Is Google Making Us Stupid?

In the July/August issue of the "Atlantic Monthly," Nicholas Carr ponders this question.

I'll admit that the uber-connectedness of the internet has reprogrammed many of my thought patterns and daily routines. (Morning: "Must turn on computer. Must make coffee and check e-mail.") On a larger scale, it has, arguably, redefined what it means to be literate. Though Carr celebrates the convenience of the internet, he laments his own lost ability to "read deeply," sacrificed for the hyper-now-ness and superefficiency of the web.

The whole article is really a coming to terms with these trade-offs. To put it in perspective - or maybe just talk himself through it - Carr informs us that even Socrates himself bemoaned the development of writing. "He feared that, as people came to rely on the written word as a substitute for the knowledge they used to carry inside their heads, they would ... 'cease to exercise their memory and become forgetful.'" And "they would be 'filled with the conceit of wisdom instead of real wisdom.'"

Hmm.

I admit, like Carr and Socrates, I am sometimes nostalgic for the past and a little frightened of the future.

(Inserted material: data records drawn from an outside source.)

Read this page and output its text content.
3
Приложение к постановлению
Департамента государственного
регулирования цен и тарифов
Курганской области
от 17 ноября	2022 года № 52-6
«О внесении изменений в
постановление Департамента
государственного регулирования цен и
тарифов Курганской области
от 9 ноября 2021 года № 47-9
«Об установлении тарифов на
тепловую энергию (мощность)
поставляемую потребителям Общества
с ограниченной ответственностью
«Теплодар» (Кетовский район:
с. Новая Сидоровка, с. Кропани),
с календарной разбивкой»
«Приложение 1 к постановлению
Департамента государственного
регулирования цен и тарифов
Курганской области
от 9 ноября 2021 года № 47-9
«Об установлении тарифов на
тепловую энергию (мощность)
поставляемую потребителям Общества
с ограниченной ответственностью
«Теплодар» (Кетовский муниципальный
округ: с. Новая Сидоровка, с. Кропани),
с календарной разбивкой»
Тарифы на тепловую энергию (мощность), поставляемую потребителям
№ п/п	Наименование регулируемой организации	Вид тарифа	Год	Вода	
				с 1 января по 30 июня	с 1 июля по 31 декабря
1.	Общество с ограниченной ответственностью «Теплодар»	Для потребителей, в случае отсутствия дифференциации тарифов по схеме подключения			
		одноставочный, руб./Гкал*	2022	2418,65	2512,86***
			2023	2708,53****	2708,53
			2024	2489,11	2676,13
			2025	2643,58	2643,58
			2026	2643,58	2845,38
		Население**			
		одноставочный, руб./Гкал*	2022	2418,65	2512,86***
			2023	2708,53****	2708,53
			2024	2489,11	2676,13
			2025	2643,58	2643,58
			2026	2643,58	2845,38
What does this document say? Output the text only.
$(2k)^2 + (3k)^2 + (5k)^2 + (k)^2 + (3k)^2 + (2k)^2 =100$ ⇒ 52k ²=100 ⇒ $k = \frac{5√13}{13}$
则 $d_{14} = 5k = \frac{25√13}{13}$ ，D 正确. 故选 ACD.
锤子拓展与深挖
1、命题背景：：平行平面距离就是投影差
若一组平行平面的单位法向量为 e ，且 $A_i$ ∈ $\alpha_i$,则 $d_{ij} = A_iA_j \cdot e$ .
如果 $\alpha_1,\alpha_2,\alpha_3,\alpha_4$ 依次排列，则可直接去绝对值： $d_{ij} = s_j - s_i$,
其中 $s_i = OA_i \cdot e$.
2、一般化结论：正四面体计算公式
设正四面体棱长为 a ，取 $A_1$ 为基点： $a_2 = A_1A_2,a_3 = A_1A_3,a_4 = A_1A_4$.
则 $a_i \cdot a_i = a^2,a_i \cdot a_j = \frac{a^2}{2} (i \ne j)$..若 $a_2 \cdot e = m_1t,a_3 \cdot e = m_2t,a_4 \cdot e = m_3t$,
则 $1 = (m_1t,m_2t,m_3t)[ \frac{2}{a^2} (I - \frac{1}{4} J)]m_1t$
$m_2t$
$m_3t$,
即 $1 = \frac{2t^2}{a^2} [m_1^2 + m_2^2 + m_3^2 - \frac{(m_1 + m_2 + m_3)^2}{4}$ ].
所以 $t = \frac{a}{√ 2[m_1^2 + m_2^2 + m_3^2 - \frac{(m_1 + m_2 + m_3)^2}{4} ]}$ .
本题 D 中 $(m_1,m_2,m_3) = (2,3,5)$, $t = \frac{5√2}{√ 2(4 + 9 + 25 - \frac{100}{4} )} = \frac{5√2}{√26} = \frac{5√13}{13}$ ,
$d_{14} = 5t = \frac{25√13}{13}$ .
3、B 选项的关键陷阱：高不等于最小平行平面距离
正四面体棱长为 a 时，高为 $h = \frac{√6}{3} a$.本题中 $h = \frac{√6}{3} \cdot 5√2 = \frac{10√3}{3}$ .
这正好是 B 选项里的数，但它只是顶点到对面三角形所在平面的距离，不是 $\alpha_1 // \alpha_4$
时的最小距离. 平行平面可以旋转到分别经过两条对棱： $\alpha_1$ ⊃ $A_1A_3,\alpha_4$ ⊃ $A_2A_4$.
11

Sometimes I feel like the media artist Paul Chan who foregoes Internet access in his studio to protect himself from what he calls the "tyranny of connectedness."

Looking into the future, Socrates would have laughed at his worries - maybe even written about them on his blog. In the same way, Carr, myself and other late-comers to the Internet bandwagon will learn to trade our worries for a carefree ride to wherever this magic carpet of technology takes us.